Silicone breast implant patients face greatly increased risk of autoimmune disease, U of A research shows
As many as 26 per cent of women who get silicone breast implants are likely to develop an autoimmune disease.
By LESLEY YOUNG
Women with breast implants mostly only had to worry about leaks, but a large-scale Israeli study performed in collaboration with researchers from the University of Alberta confirmed almost one in four implantation patients is at risk of a serious autoimmune disorder.
“The risk of women with breast implantation developing an autoimmune disease was 45 per cent higher compared to women without implants,” said Jan Willem Cohen Tervaert, director of the Division of Rheumatology at the U of A.
“While some previous studies have shown similar risks, their results were criticized because the diagnoses were self-reported. Our study used a physician-based registration so it’s the first to confirm the relationship exists between implants and autoimmune disorders based on diagnoses made by doctors.”
The International Journal of Epidemiology study, which compared nearly 25,000 Israeli women with breast implants with nearly 100,000 women without an implant, will be discussed by the U.S. Food and Drug Administration, said Cohen Tervaert.

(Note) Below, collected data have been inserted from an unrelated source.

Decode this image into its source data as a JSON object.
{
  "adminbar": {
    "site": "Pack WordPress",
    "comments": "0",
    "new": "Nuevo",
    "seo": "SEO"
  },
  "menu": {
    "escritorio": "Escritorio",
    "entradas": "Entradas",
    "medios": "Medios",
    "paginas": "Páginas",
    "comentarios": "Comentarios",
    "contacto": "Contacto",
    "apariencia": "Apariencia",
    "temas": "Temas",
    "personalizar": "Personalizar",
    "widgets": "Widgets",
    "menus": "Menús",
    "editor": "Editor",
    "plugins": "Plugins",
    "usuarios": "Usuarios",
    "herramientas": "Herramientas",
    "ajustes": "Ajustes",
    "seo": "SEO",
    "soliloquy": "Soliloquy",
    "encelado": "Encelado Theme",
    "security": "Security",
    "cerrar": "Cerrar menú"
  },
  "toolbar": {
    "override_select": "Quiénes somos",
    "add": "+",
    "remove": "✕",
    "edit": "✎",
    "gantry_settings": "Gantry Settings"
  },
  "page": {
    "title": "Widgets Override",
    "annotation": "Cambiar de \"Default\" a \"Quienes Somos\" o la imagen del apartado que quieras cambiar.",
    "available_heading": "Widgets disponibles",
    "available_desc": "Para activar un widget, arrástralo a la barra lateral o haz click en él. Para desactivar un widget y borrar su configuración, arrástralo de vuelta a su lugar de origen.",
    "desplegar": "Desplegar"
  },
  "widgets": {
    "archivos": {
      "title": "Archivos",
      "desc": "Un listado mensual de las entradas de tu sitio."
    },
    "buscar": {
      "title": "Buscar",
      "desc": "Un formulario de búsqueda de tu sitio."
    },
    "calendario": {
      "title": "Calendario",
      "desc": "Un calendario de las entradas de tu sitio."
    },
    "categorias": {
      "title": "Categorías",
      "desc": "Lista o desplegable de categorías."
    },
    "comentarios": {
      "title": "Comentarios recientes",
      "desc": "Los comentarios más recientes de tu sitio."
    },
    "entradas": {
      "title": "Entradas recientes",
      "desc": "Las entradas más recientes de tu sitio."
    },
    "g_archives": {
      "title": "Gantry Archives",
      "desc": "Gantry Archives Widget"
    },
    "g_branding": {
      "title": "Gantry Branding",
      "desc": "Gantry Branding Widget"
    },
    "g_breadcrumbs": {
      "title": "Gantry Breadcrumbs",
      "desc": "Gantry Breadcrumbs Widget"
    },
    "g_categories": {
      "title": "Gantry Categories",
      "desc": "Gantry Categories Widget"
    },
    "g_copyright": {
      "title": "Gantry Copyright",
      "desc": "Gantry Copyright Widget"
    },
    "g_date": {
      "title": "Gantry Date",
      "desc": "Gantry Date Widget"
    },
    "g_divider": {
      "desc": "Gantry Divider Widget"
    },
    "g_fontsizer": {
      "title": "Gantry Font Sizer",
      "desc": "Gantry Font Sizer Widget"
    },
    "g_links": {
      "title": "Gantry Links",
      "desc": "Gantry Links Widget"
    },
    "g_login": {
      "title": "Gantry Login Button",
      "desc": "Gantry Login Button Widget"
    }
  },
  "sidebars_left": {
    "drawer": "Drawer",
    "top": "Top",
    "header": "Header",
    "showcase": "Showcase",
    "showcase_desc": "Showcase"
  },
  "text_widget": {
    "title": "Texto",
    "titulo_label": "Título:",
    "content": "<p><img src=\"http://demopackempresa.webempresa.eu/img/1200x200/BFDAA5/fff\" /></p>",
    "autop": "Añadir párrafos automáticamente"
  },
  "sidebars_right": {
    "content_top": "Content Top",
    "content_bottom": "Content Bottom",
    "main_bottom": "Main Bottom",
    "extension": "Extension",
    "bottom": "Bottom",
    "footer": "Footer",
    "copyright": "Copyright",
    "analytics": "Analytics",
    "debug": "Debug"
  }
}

“The U.S. health regulators say they'll convene a public meeting of medical advisers next year to discuss new science on breast implant safety, including an independent analysis that suggests certain rare health problems might be more common with silicone gel implants.
“Bottom line, there is clear evidence that implantation of foreign bodies in humans is not without risks in patients who are genetically predisposed to an autoimmune disorder. This is why screening measures, such as warning women who already have pre-existing autoimmune diseases or allergies of the increased risk, need to be put in place before surgery,” he added.
Previous research conducted by Cohen Tervaert showed that surgical mesh implants, often used for hernia or gynecological repair, may be the reason so many patients report symptoms of an autoimmune disorder. Specifically, he found that 45 per cent of patients developed an autoimmune disorder such as lupus or rheumatoid arthritis after a mesh implantation, and patients who had allergies before the implant were significantly worse after.
The new study also showed the strongest association between silicone breast implants and Sjögren's syndrome (autoimmune disorder of the salivary and tear glands), systemic sclerosis (autoimmune disorder of the connective tissue affecting the skin, arteries and visceral organs such as lungs and kidneys) and sarcoidosis (autoimmune disorder of the lung, skin and lymph nodes), said Cohen Tervaert.
The causal theory behind both breast and mesh implants and autoimmune disorders is that there’s an instant activation of the body’s immune system when a foreign material is put in it.
“It continues to fight the foreign body and eventually, over time, fatigues and may become dysfunctional,” explained Cohen Tervaert.
Concerned patients should discuss risks with their physicians about existing or future breast or mesh implants, he said.
The United Kingdom, Scotland, Australia and New Zealand have already put holds on mesh implantation, said Cohen Tervaert.
“In addition, patients in the Netherlands who are planning a breast implant are warned about the increased risks of developing autoimmune disorders if they already have allergies. In Canada, there are no rules (yet) in place.”